Some PE-backed businesses like Toys “R” Us and iHeartRadio have filed for bankruptcy, but they might have failed sooner due to industry-wide problems without a private-equity intervention. Moody’s has found PE-controlled businesses are no more likely to file for bankruptcy, and investor equity is typically wiped out in bankruptcy.

Senator Warren nonetheless wants to rewrite the bankruptcy law for private equity. Her bill would reorder the creditor hierarchy by requiring that company pension contributions and employee severance receive equal priority to operating and “administrative expenses.” This would push unsecured creditors further down the priority line.

While bondholders may now seek to take control of a company in bankruptcy, Ms. Warren’s bill “directs bankruptcy courts to approve the offer that best preserves the company’s jobs and maintains the terms and conditions of employment for its workers.” In other words, a buyer’s investment or financial offer wouldn’t matter if another bidder promises workers a better deal, even if it is financially unsustainable.
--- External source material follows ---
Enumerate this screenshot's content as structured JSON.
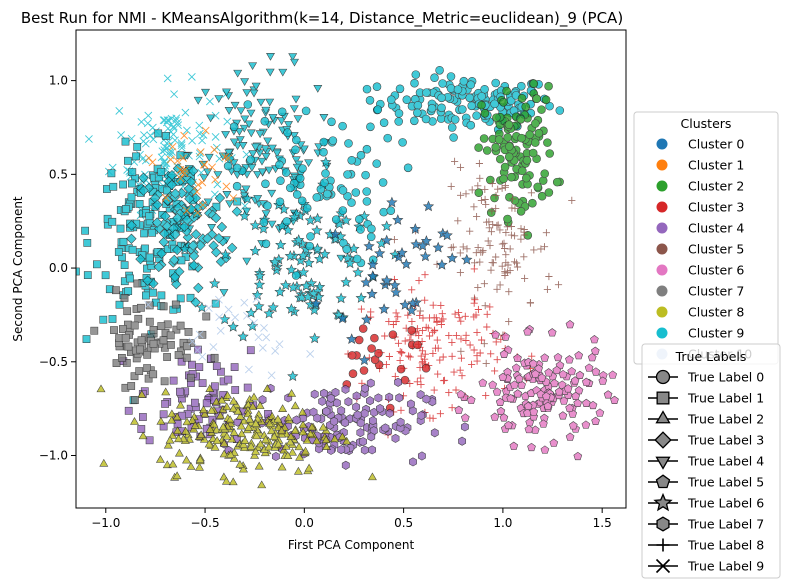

The upshot is that creditors will be more likely to push to liquidate failing companies in a chapter 7 bankruptcy rather than try to salvage them for reconstruction.

The Warren bill would also require PE funds to publicly disclose their performance and fees. Most PE managers already disclose this information to investment partners. But the Senator is trying to please union pension funds that want more leverage over private-equity firms when deciding whether to invest.

The irony is that public pension funds have been increasing their investments in these vampires, er, private-equity funds as they shoot for higher returns to finance generous worker retirements. The 10-year average annual return for private equity is 10.2%—13.63% in Ms. Warren’s home state—compared to 8.5% for stocks and 6.7% overall. Why does the Senator want to hurt union retirees?

Senator Warren describes herself as a “capitalist to the bones.” She must have a strange definition of capitalism. Every policy she proposes would increase government control over the private economy.